# Sharpening bench chisels



## WillemJM (Aug 18, 2011)

I have been away from woodworking for about 7 years, forgot quite a few of my old tricks.

This week-end I was cleaning up some tenons, with bench, or bevel-edge chisels and I noticed that the last time I sharpened these, I finished them on a buffing wheel and there was a micro-bevel on the back from the buffer. They were sharpened at 30 degrees.

One needed re-sharpening, so out came the two diamond stones, then a 1000 water stone for the final few strokes. This time though flattened the back, no micro bevel. Definetly not as good as before, the micro-bevel did wonders.

What do you do?


----------



## firemedic (Dec 26, 2010)

In all honesty flattening the back is not what reduced the quality of the edge. The back of chisels should be dead flat and polished. The micro bevel comes into play on the beveled side. 

I use 3m wet paper on glass using a roller guide. I start on as low a grit as i need to and work up to 2000, Micro bevel at 2500, then dry strop on leather. I micro bevel all my blades and it's eye balled. If I had to guess I'd say the angle is about 3-5 degrees higher than the main bevel.


******************************************************
*Disclaimer: the above is my opinion based upon my personal experiences, what I've read, been taught and overall what works best for me. There tends to be mixed opinions on who the authority is on certain topics. A few say this guy, a few say that guy and the rest appoint themselves as the authority. Take it all with a grain of salt and experiment... Who knows!?!?!?... Maybe one day you'll be your own authority too!...

~tom ...it's better to remain silent and be thought a fool than to open one's mouth and remove all doubt...


----------



## H. A. S. (Sep 23, 2010)

I have always put the micro bevel on chisels. Angle depends on what I'd use it for, more acute on softwoods.


----------



## rrich (Jun 24, 2009)

Actually, I think that the key is 30°. That is a bit steep for a bench chisel. I would try 28° or 27° or even 25° until you have something that you like the way it cuts. I've noticed that the really cheap chisels need 27° or 28° to maintain their sharpness while Maples or Buck Brothers are fine at 25°. Now that Marples are Irwins and being made in a metric factory I don't know what angle that they like.

BTW - For those of us that work in the Imperial measurement system, (Inches & fractions) there is nothing more irritating that picking up a chisel marked in metric and the (not really exact) Imperial equivalent only to discover that the chisel is too wide to cut the mortise, there is hope. Now that Marples > Record > Irwin has gone metric, the cheap Buck Brothers, made in USA, (Home Depot) chisels are truly Imperial sized and as good as my (UK Made) Marples. The only trick is to flatten the back and sharpen to 25°.


----------



## WillemJM (Aug 18, 2011)

What I have forgotten, came back to me.:laughing:

Depending on the application, a micro bevel on the back side of a bench chisel is usefull in some instances, for me anyways.

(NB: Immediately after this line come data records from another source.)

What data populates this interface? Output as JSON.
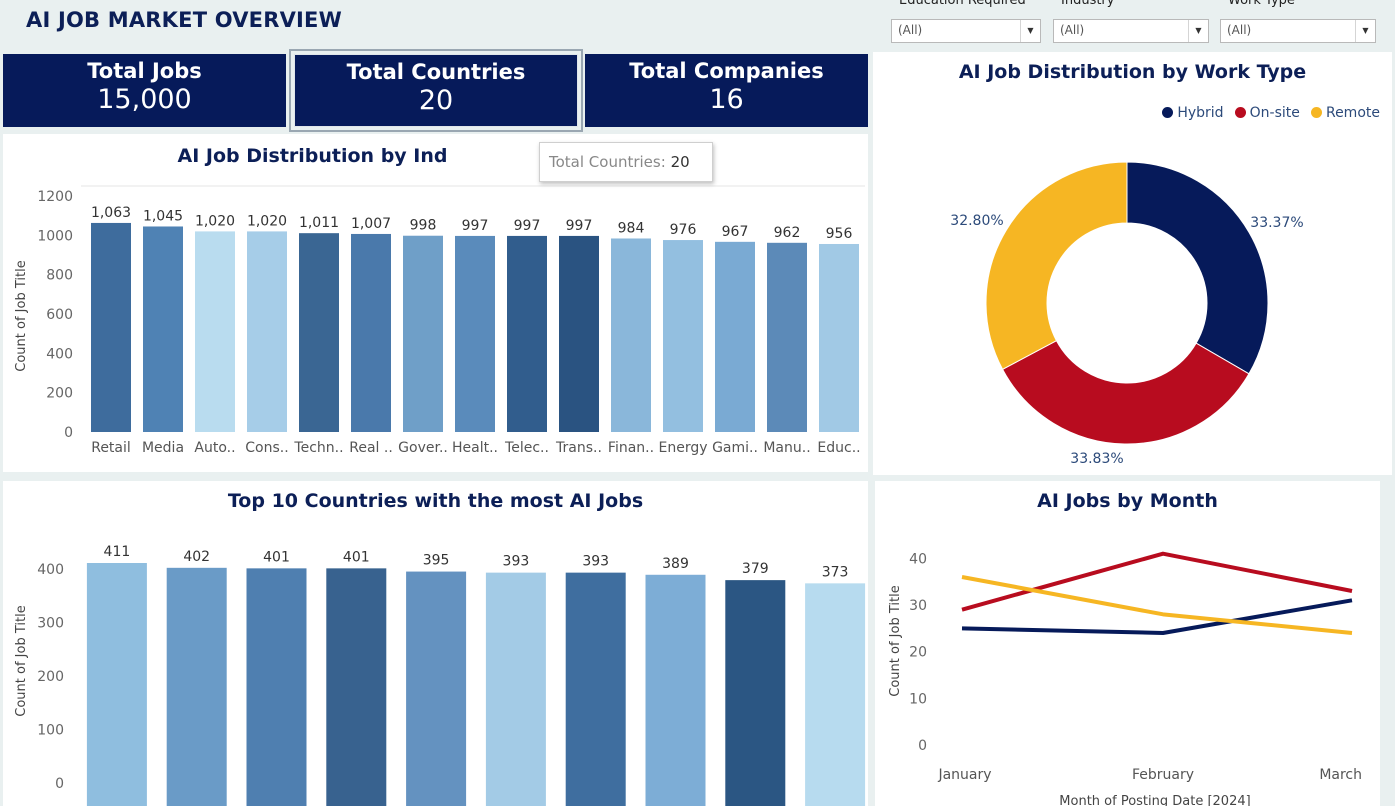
{
  "dashboard": {
    "title": "AI JOB MARKET OVERVIEW"
  },
  "filters": [
    {
      "label": "Education Required",
      "value": "(All)"
    },
    {
      "label": "Industry",
      "value": "(All)"
    },
    {
      "label": "Work Type",
      "value": "(All)"
    }
  ],
  "kpis": [
    {
      "label": "Total Jobs",
      "value": "15,000"
    },
    {
      "label": "Total Countries",
      "value": "20"
    },
    {
      "label": "Total Companies",
      "value": "16"
    }
  ],
  "tooltip": {
    "label": "Total Countries:",
    "value": "20"
  },
  "colors": {
    "navy": "#061a5a",
    "hybrid": "#061a5a",
    "onsite": "#b80c1f",
    "remote": "#f6b623"
  },
  "chart_data": [
    {
      "type": "bar",
      "title": "AI Job Distribution by Industry",
      "title_visible": "AI Job Distribution by Ind",
      "ylabel": "Count of Job Title",
      "ylim": [
        0,
        1200
      ],
      "yticks": [
        0,
        200,
        400,
        600,
        800,
        1000,
        1200
      ],
      "categories": [
        "Retail",
        "Media",
        "Auto..",
        "Cons..",
        "Techn..",
        "Real ..",
        "Gover..",
        "Healt..",
        "Telec..",
        "Trans..",
        "Finan..",
        "Energy",
        "Gami..",
        "Manu..",
        "Educ.."
      ],
      "values": [
        1063,
        1045,
        1020,
        1020,
        1011,
        1007,
        998,
        997,
        997,
        997,
        984,
        976,
        967,
        962,
        956
      ],
      "value_labels": [
        "1,063",
        "1,045",
        "1,020",
        "1,020",
        "1,011",
        "1,007",
        "998",
        "997",
        "997",
        "997",
        "984",
        "976",
        "967",
        "962",
        "956"
      ],
      "bar_colors": [
        "#3e6c9d",
        "#4f82b4",
        "#b9dcef",
        "#a6cde8",
        "#3a6693",
        "#4a79ab",
        "#6f9fc8",
        "#5a8bbb",
        "#315d8d",
        "#2a5381",
        "#8ab7da",
        "#93bfe0",
        "#7aaad3",
        "#5c8ab8",
        "#a1c9e5"
      ]
    },
    {
      "type": "pie",
      "title": "AI Job Distribution by Work Type",
      "legend_position": "top-right",
      "series": [
        {
          "name": "Hybrid",
          "value": 33.37,
          "label": "33.37%"
        },
        {
          "name": "On-site",
          "value": 33.83,
          "label": "33.83%"
        },
        {
          "name": "Remote",
          "value": 32.8,
          "label": "32.80%"
        }
      ]
    },
    {
      "type": "bar",
      "title": "Top 10 Countries with the most AI Jobs",
      "ylabel": "Count of Job Title",
      "ylim": [
        0,
        411
      ],
      "yticks": [
        0,
        100,
        200,
        300,
        400
      ],
      "values": [
        411,
        402,
        401,
        401,
        395,
        393,
        393,
        389,
        379,
        373
      ],
      "value_labels": [
        "411",
        "402",
        "401",
        "401",
        "395",
        "393",
        "393",
        "389",
        "379",
        "373"
      ],
      "bar_colors": [
        "#8fbedf",
        "#6a9bc7",
        "#4f7fb0",
        "#38628f",
        "#6492c0",
        "#a3cbe6",
        "#3f6e9f",
        "#7dadd6",
        "#2b5683",
        "#b7dbef"
      ]
    },
    {
      "type": "line",
      "title": "AI Jobs by Month",
      "ylabel": "Count of Job Title",
      "xlabel": "Month of Posting Date [2024]",
      "x": [
        "January",
        "February",
        "March"
      ],
      "ylim": [
        0,
        42
      ],
      "yticks": [
        0,
        10,
        20,
        30,
        40
      ],
      "series": [
        {
          "name": "Hybrid",
          "values": [
            25,
            24,
            31
          ],
          "color": "#061a5a"
        },
        {
          "name": "On-site",
          "values": [
            29,
            41,
            33
          ],
          "color": "#b80c1f"
        },
        {
          "name": "Remote",
          "values": [
            36,
            28,
            24
          ],
          "color": "#f6b623"
        }
      ]
    }
  ]
}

In tuning a mortice tenon, I want to remove, or peel 1/1000 of an inch in certain places. With a VERY SMALL micro bevel on the back, I can ride on the bevel, while peeling off my thin slice of wood. If the back is flat, it tends to dig in and it is more difficult to slice the whole distance uniformly. If I turn the chisel around, to work off the main bevel, with it's micro bevel, the angle of push at 30 or whatever degrees, makes it more difficult to control.

Final finish with a hard slotted wheel with a compound on a bench grinder gives a razor sharp finish in seconds and the back bevel takes just a slight rub to give the result.


----------



## Possumpoint (Oct 13, 2011)

I was taught that the only time a micro bevel is used on the back of a chisel is when that surface is badly pitted and you can't polish it. That same rule applies to plane irons. All of my chisels are polished to a mirror finish adjacent to the edge. In other words, I don't care if the back of a chisel is hollow so long as it isn't at the edge.


----------